Sekuler tidak menjadikan kebutuhan spiritual (agama) sebagai sesuatu yang mendesak. Dampak dari hal ini, suasana keimanan dan ketakwaan tidak mewarnai kehidupan sehari-hari. Akhirnya remaja jauh dari pemahaman islam.
Tidak mengerti soal halal haram. Tidak paham tujuan hidup sehingga krisis identitas. Remaja lebih sering menghamburkan waktunya untuk hal tidak berfaedah bahkan merugikan masyarakat dan negara.
Larut dalam aktivitas hura-hura dan melupakan akhiratnya. Jauhnya remaja dari pemahaman islam, membuat remaja tidak punya pegangan kuat untuk mengendalikan naluri eksistensinya yang sedang menggebu-gebu.
Karena itu, remaja tawuran sejatinya membutuhkan pembinaan islam sebagai pengarah shahih gerak-gerik mereka. Pembinaan islam tidak cukup dilemparkan seutuhnya kepada orang tua semata.
Masyarakat dan negara justru memiliki kekuatan besar menyiapkan remaja shalih. Pembentukan kepribadian bermula dari rumah. Kedua orang tua merupakan guru utama dan pertama menanamkan akidah dan akhlak mulia sedini mungkin.
Selanjutnya, masyarakat hadir mendampingi keseharian remaja di lingkungan luar rumah. Masyarakat tegak sebagai kontrol sosial.
Aktivitas dakwah amar makruf nahi mungkar gencar dilakukan. Menghidupkan rasa saling menyayangi sesama saudara, terkhususnya yang seiman. Membenci perbuatan yang menjerumus pada kerusakan.

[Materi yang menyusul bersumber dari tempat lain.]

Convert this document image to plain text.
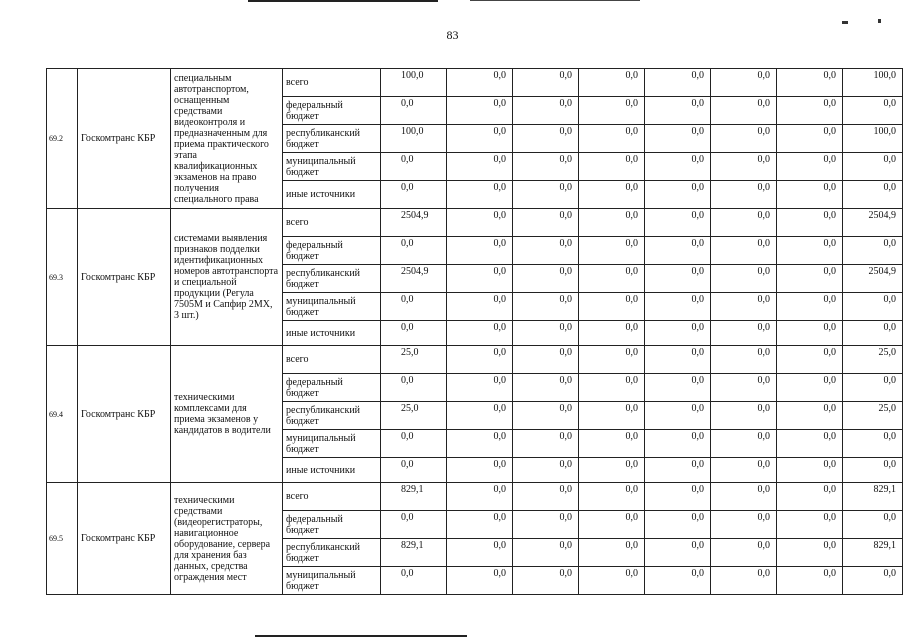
83
69.2	Госкомтранс КБР	специальным автотранспортом, оснащенным средствами видеоконтроля и предназначенным для приема практического этапа квалификационных экзаменов на право получения специального права	всего	100,0	0,0	0,0	0,0	0,0	0,0	0,0	100,0
			федеральный бюджет	0,0	0,0	0,0	0,0	0,0	0,0	0,0	0,0
			республиканский бюджет	100,0	0,0	0,0	0,0	0,0	0,0	0,0	100,0
			муниципальный бюджет	0,0	0,0	0,0	0,0	0,0	0,0	0,0	0,0
			иные источники	0,0	0,0	0,0	0,0	0,0	0,0	0,0	0,0
69.3	Госкомтранс КБР	системами выявления признаков подделки идентификационных номеров автотранспорта и специальной продукции (Регула 7505М и Сапфир 2МХ, 3 шт.)	всего	2504,9	0,0	0,0	0,0	0,0	0,0	0,0	2504,9
			федеральный бюджет	0,0	0,0	0,0	0,0	0,0	0,0	0,0	0,0
			республиканский бюджет	2504,9	0,0	0,0	0,0	0,0	0,0	0,0	2504,9
			муниципальный бюджет	0,0	0,0	0,0	0,0	0,0	0,0	0,0	0,0
			иные источники	0,0	0,0	0,0	0,0	0,0	0,0	0,0	0,0
69.4	Госкомтранс КБР	техническими комплексами для приема экзаменов у кандидатов в водители	всего	25,0	0,0	0,0	0,0	0,0	0,0	0,0	25,0
			федеральный бюджет	0,0	0,0	0,0	0,0	0,0	0,0	0,0	0,0
			республиканский бюджет	25,0	0,0	0,0	0,0	0,0	0,0	0,0	25,0
			муниципальный бюджет	0,0	0,0	0,0	0,0	0,0	0,0	0,0	0,0
			иные источники	0,0	0,0	0,0	0,0	0,0	0,0	0,0	0,0
69.5	Госкомтранс КБР	техническими средствами (видеорегистраторы, навигационное оборудование, сервера для хранения баз данных, средства ограждения мест	всего	829,1	0,0	0,0	0,0	0,0	0,0	0,0	829,1
			федеральный бюджет	0,0	0,0	0,0	0,0	0,0	0,0	0,0	0,0
			республиканский бюджет	829,1	0,0	0,0	0,0	0,0	0,0	0,0	829,1
			муниципальный бюджет	0,0	0,0	0,0	0,0	0,0	0,0	0,0	0,0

Terakhir, negara. Negara dengan kekuatan ekonomi, politik, pangan, sosial, pendidikan dan hukum memiliki peran strategis membina remaja menjadi pemuda berkualitas. Remaja butuh sistem pendidikan yang membentuk diri mereka sebagai generasi shalih bukan salah. Kurikulum yang berbasis aqidah islam.
Tentu saja hal itu bukan dari negara sekuler yang jelas-jelas menjerumuskan remaja pada kehancuran. Melainkan negara yang berasaskan pada al-Quran dan Hadist pada setiap bidang kehidupan. Sebab pada pengamalan al-Quran dan hadistlah Allah berjanji akan memberikan kebaikan dunia dan akhirat. (*)
Penulis: Dewi Murni, Praktisi Pendidikan Al-Quran, Balikpapan Selatan.